Aus diesem Grund werden neue Anlagen, Maschinen und Systeme bereits ab Werk mit der erforderlichen Sensorik bzw. mit den notwendigen Schnittstellen ausgestattet.

Aber auch das Nachrüsten (Retrofit) bestehender Anlagen, die auch als Brownfield-Anlagen bezeichnet werden, lohnt sich durchaus. Denn eine Instandhaltung bzw. Reparatur nur nach Bedarf, die zudem lediglich bei ungeplanten Stillständen praktiziert wird, trägt nicht wirklich zur Produktionssicherung bei.

Und eine präventive Instandhaltung nach Wartungsplan, wie sie in der Vergangenheit oftmals praktiziert wurde, ist ebenfalls zunehmend unwirtschaftlich, da größtenteils noch gut funktionierende Komponenten und Schmierstoffe unnötigerweise ausgetauscht werden.



Wo liegen die Grenzen und Risiken beim Condition Monitoring?

Das Thema Condition Monitoring zählt neben der Digitalisierung und der Vernetzung mit zu den Kernelementen der Evolutionsstufe Industrie 4.0. Da die bereits oben erwähnten Vorteile eindeutig für sich sprechen, ist CM als wichtige Schlüsseltechnologie ein absolutes Fokusthema.

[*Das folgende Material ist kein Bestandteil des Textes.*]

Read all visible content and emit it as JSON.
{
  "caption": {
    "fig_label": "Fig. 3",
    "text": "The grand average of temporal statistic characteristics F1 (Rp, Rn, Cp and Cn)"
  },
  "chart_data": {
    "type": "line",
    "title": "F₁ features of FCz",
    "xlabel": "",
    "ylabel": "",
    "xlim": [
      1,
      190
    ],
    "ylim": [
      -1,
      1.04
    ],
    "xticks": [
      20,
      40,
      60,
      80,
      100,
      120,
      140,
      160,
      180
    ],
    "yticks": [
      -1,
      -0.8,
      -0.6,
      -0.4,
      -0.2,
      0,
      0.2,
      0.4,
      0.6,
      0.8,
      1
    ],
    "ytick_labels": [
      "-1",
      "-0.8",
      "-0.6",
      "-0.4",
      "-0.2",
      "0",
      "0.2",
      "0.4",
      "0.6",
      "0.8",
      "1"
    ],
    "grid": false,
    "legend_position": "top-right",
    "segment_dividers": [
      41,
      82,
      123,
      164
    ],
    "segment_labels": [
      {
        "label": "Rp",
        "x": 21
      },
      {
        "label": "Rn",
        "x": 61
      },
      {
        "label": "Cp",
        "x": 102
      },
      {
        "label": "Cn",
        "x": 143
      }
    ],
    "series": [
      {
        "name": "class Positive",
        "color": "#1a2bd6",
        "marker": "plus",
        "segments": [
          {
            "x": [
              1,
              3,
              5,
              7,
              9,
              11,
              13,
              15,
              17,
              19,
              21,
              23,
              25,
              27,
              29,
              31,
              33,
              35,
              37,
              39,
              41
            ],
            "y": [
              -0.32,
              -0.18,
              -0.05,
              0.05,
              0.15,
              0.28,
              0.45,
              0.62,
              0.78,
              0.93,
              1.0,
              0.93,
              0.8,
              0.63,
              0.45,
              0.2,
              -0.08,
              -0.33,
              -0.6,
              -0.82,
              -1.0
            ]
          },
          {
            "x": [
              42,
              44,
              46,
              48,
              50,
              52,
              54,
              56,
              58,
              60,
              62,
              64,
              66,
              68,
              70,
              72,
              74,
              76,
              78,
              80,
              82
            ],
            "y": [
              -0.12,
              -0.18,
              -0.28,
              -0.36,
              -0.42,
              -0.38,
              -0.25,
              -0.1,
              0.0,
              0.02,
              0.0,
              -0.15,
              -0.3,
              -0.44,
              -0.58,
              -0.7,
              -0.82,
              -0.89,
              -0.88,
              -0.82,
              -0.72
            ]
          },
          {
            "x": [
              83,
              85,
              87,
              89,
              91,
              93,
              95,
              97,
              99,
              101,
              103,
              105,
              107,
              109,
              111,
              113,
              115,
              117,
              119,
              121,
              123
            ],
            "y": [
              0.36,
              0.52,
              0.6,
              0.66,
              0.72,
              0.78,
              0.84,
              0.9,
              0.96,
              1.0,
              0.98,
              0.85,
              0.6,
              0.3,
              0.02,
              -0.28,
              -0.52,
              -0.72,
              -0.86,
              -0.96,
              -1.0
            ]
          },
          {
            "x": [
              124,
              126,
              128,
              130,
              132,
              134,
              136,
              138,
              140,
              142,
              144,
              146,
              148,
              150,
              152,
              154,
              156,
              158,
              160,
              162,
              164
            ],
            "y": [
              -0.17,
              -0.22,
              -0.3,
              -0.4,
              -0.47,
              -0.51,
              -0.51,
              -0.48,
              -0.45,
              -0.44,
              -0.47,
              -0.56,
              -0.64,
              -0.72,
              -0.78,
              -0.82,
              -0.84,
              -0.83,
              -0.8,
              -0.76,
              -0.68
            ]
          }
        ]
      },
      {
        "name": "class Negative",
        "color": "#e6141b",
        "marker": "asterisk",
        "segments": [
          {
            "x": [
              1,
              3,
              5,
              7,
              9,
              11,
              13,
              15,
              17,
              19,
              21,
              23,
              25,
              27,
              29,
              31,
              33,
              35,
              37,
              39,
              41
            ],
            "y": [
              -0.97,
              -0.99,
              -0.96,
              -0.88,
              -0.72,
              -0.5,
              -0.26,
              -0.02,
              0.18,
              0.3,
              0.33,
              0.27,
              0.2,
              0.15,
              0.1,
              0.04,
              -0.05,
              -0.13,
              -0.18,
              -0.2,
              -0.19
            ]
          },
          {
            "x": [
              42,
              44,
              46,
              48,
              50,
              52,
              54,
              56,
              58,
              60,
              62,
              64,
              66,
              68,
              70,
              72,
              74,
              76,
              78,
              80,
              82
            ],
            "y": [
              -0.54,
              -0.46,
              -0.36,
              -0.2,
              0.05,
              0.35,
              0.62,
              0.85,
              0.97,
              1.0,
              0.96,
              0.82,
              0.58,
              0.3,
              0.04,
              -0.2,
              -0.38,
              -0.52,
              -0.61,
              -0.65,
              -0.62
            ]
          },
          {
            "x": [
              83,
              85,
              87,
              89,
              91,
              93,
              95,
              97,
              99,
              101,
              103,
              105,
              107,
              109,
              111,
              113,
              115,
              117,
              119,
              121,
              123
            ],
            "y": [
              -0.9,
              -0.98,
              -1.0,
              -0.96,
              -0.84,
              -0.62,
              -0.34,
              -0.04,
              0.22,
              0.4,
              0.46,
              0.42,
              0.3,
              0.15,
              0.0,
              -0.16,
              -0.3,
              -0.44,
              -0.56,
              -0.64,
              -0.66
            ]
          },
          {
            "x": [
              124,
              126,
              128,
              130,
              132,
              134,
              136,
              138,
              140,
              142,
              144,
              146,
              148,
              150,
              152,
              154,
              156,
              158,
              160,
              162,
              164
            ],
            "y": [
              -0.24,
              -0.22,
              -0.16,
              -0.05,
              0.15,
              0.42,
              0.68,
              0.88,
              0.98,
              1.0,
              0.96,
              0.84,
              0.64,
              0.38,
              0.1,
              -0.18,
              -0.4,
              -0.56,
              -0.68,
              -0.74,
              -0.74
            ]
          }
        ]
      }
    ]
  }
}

Allerdings schützt Condition Monitoring nicht vor plötzlich auftretenden Ereignissen. Diese können eintreten, wenn beispielsweise ein Getriebezahnrad wegen eines Fehlers im Material schlagartig bricht. Materialermüdung hingegen ist durch die Erfassung von Belastungswerten und Lastzyklen durchaus Gegenstand von CM.

Ebenfalls wichtig sind die korrekt eingestellten und festgelegten Betriebsparameter. Besonders bei Retrofit-Anlagen, wo aufgrund fehlender Herstellerangaben auf praxiserprobte Erfahrungswerte zurückgegriffen werden muss, ist es wichtig, die passenden Grenzwerte einzustellen. Sind die Toleranzwerte zu gering eingestellt, stören die unnötigen und falschen Fehlermeldungen lediglich den Betriebsablauf. Sind die Grenzen zu großzügig gewählt, kann eine Alarmmeldung unter Umständen zu spät erfolgen. 

Ein weiterer wichtiger Punkt ist die nicht unerhebliche Menge an sensiblen Daten, die sich zwangsläufig ansammelt. Bei der Nutzung müssen klare Zugriffsrechte vergeben sein und bei der Speicherung muss sichergestellt sein, dass unberechtigte Personen keinen Zugriff haben. Besonders dann, wenn sich bei Personen Firmenzugehörigkeiten ändern. Bei den erforderlichen Datenübertragungen sind gängige Verschlüsselungstechnologien unbedingt zu nutzen und zu überwachen.